きっと忙しい方だろうから、一民間人の願いなんて片っ端から聞いていたらいくら時間があっても足りないだろう。ここに行ってくれ、と最初から突き放されるかもしれない。
それならそれで良い気はしていた。
やっぱりどこかで躊躇している僕がいるのだ。あの時の事を思い出してしまうと、どうも警戒してしまう。ケーシィの事を思うと、会わない方が良いのではないかと思えてしまうが、綾子が言っていた通りでもある。
「そわそわしていてもしょうがないでしょ。大人しく待ってな」
お店の開店準備をしていると、どうも落ち着かない様子の僕を見て、綾子はまた呆れ顔だった。

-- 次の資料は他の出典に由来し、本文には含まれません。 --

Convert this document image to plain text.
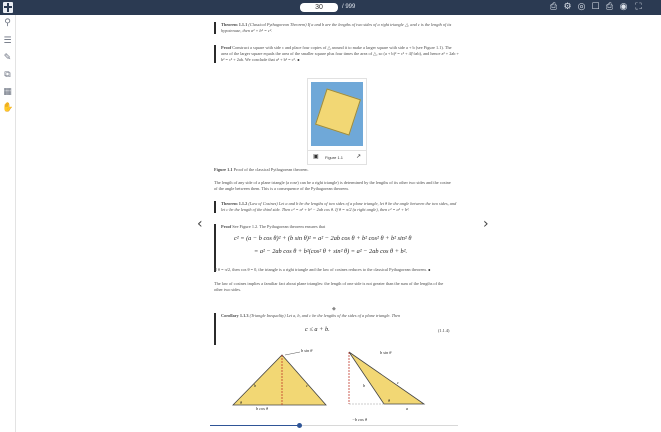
30	/ 999	⎙ ⚙ ◎ ☐ ⎙ ◉ ⛶
⚲
☰
✎
⧉
▦
✋
‹	›
Theorem 1.1.1 (Classical Pythagorean Theorem) If a and b are the lengths of two sides of a right triangle △, and c is the length of its hypotenuse, then a² + b² = c².
Proof Construct a square with side c and place four copies of △ around it to make a larger square with side a + b (see Figure 1.1). The area of the larger square equals the area of the smaller square plus four times the area of △, so (a + b)² = c² + 4(½ab), and hence a² + 2ab + b² = c² + 2ab. We conclude that a² + b² = c². ∎
▣ Figure 1.1 ↗
Figure 1.1 Proof of the classical Pythagorean theorem.
The length of any side of a plane triangle (a rose) can be a right triangle) is determined by the lengths of its other two sides and the cosine of the angle between them. This is a consequence of the Pythagorean theorem.
Theorem 1.1.2 (Law of Cosines) Let a and b be the lengths of two sides of a plane triangle, let θ be the angle between the two sides, and let c be the length of the third side. Then c² = a² + b² − 2ab cos θ. If θ = π/2 (a right angle), then c² = a² + b².
Proof See Figure 1.2. The Pythagorean theorem ensures that
c² = (a − b cos θ)² + (b sin θ)² = a² − 2ab cos θ + b² cos² θ + b² sin² θ
= a² − 2ab cos θ + b²(cos² θ + sin² θ) = a² − 2ab cos θ + b².
If θ = π/2, then cos θ = 0, the triangle is a right triangle and the law of cosines reduces to the classical Pythagorean theorem. ∎
The law of cosines implies a familiar fact about plane triangles: the length of one side is not greater than the sum of the lengths of the other two sides.
◆
Corollary 1.1.3 (Triangle Inequality) Let a, b, and c be the lengths of the sides of a plane triangle. Then
c ≤ a + b.	(1.1.4)
b sin θ
b	c
b cos θ
θ
b sin θ
b
c
a
θ
−b cos θ
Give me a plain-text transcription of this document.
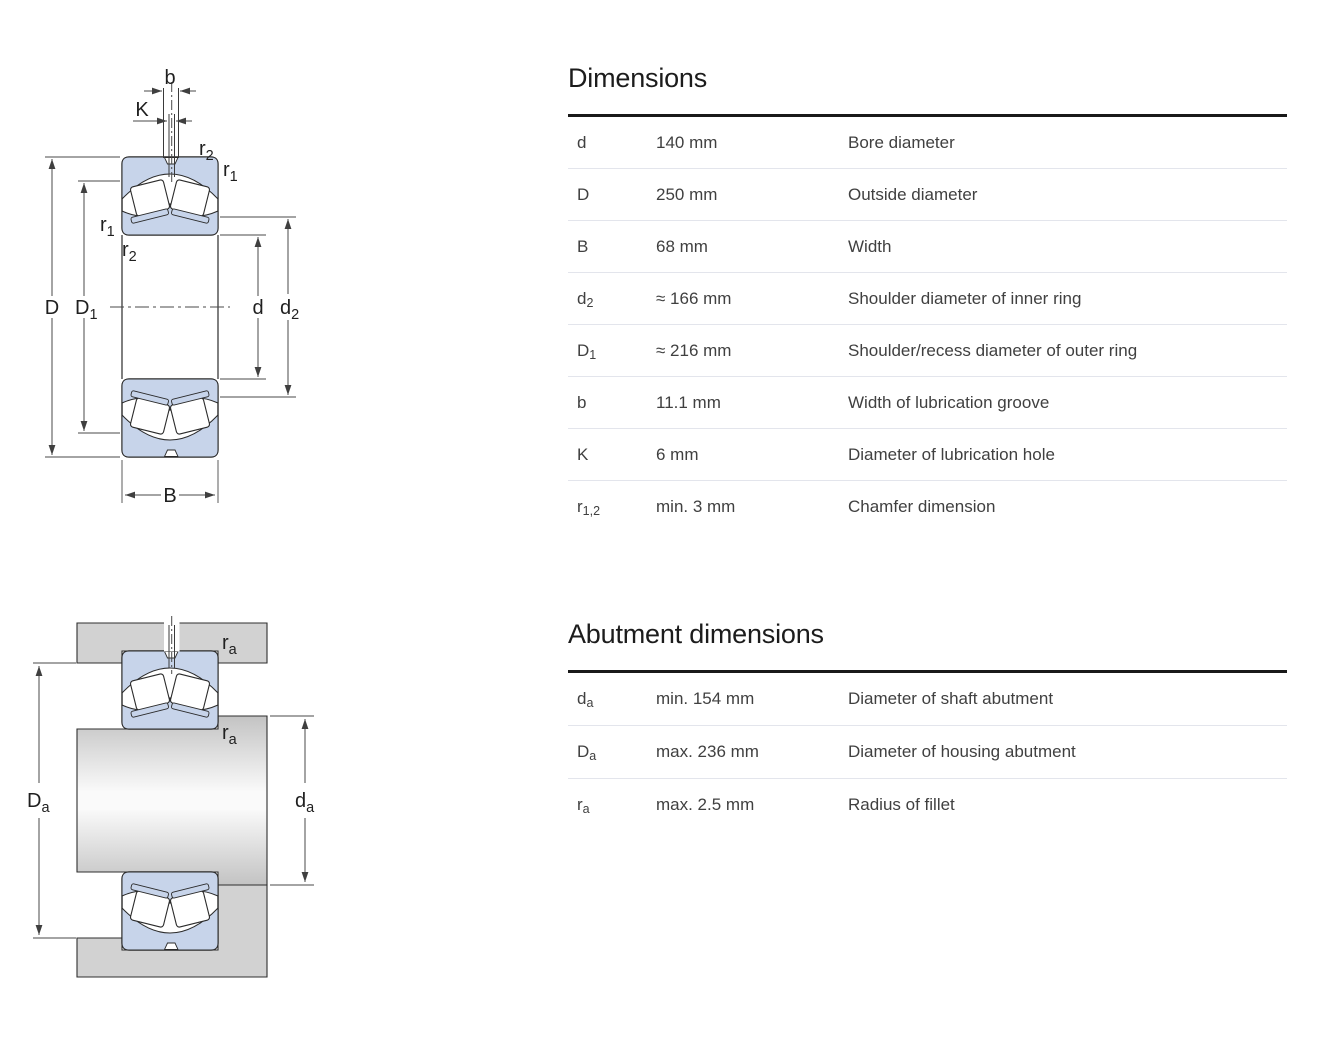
b
K
$r_2$
$r_1$
$r_1$
$r_2$
D $D_1$	d $d_2$
B
$r_a$
$r_a$
$D_a$	$d_a$
Dimensions
d	140 mm	Bore diameter
D	250 mm	Outside diameter
B	68 mm	Width
$d_2$	≈ 166 mm	Shoulder diameter of inner ring
$D_1$	≈ 216 mm	Shoulder/recess diameter of outer ring
b	11.1 mm	Width of lubrication groove
K	6 mm	Diameter of lubrication hole
$r_{1,2}$	min. 3 mm	Chamfer dimension
Abutment dimensions
$d_a$	min. 154 mm	Diameter of shaft abutment
$D_a$	max. 236 mm	Diameter of housing abutment
$r_a$	max. 2.5 mm	Radius of fillet
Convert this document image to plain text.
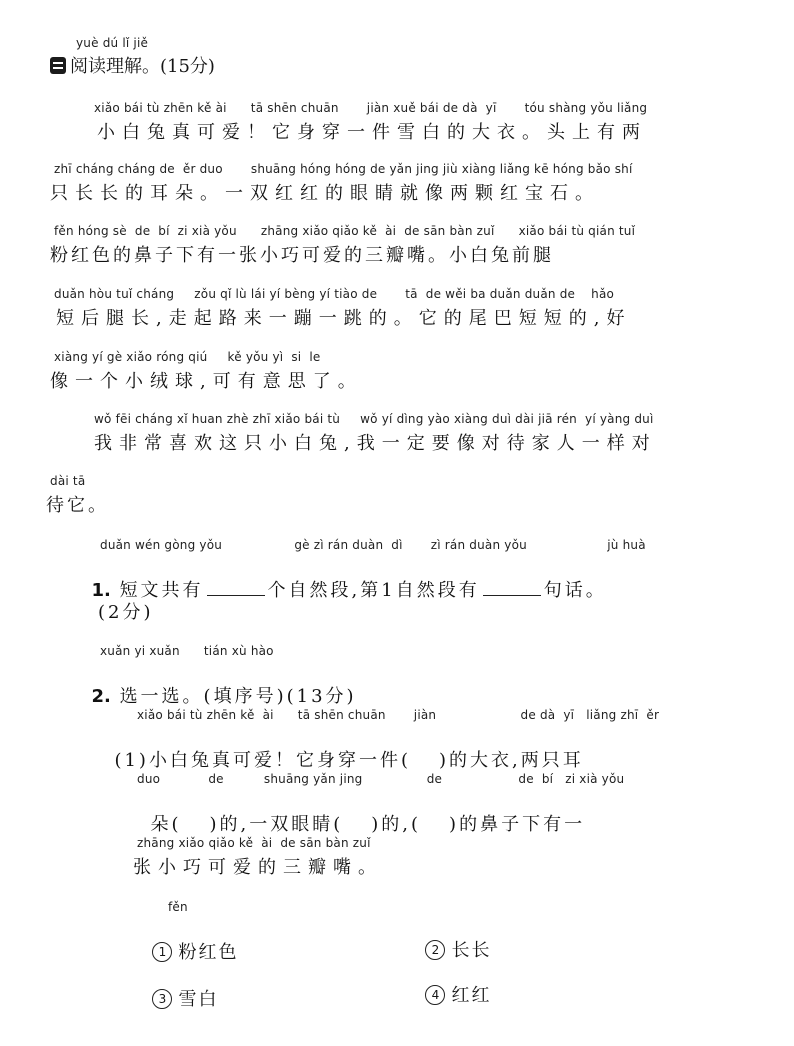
yuè dú lǐ jiě
阅读理解。(15分)
xiǎo bái tù zhēn kě ài      tā shēn chuān       jiàn xuě bái de dà  yī       tóu shàng yǒu liǎng
小白兔真可爱！它身穿一件雪白的大衣。头上有两
zhī cháng cháng de  ěr duo       shuāng hóng hóng de yǎn jing jiù xiàng liǎng kē hóng bǎo shí
只长长的耳朵。一双红红的眼睛就像两颗红宝石。
fěn hóng sè  de  bí  zi xià yǒu      zhāng xiǎo qiǎo kě  ài  de sān bàn zuǐ      xiǎo bái tù qián tuǐ
粉红色的鼻子下有一张小巧可爱的三瓣嘴。小白兔前腿
duǎn hòu tuǐ cháng     zǒu qǐ lù lái yí bèng yí tiào de       tā  de wěi ba duǎn duǎn de    hǎo
短后腿长,走起路来一蹦一跳的。它的尾巴短短的,好
xiàng yí gè xiǎo róng qiú     kě yǒu yì  si  le
像一个小绒球,可有意思了。
wǒ fēi cháng xǐ huan zhè zhī xiǎo bái tù     wǒ yí dìng yào xiàng duì dài jiā rén  yí yàng duì
我非常喜欢这只小白兔,我一定要像对待家人一样对
dài tā
待它。
duǎn wén gòng yǒu                  gè zì rán duàn  dì       zì rán duàn yǒu                    jù huà

1. 短文共有	个自然段,第1自然段有	句话。

(2分)
xuǎn yi xuǎn      tián xù hào

2. 选一选。(填序号)(13分)

xiǎo bái tù zhēn kě  ài      tā shēn chuān       jiàn                     de dà  yī   liǎng zhī  ěr

(1)小白兔真可爱！它身穿一件( )的大衣,两只耳

duo            de          shuāng yǎn jing                de                   de  bí   zi xià yǒu

朵( )的,一双眼睛( )的,( )的鼻子下有一

zhāng xiǎo qiǎo kě  ài  de sān bàn zuǐ
张小巧可爱的三瓣嘴。
fěn

1 粉红色	2 长长

3 雪白	4 红红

「何か進展あるかもしれないと思うと期待しちゃうから、どうしてもね」
「気持ちはわかるけど、ちゃんと働いてよね。貫太がその感じだと私が忙しくなるんだから」
「わかってるよ」
ポケットの携帯はとっても大人しい。。
この店が入っている雑居ビルのエレベーターがせわしくなく動き続けて、客が雪崩れ込んでくるいつもの様子を想像すると若干げんなりする。開店すれば気にする余裕がないくらい忙しくなるだろうから、どうせなら早くそうなって欲しい。
今か今かと時計を見つめ、いざ開店。時間はピッタリ。店に響く来店音。そら来たと入口へ急ぐ。
「あれ? 君、ここで働いているのか」
スーツ姿のカツラさんその人が、そこに居た。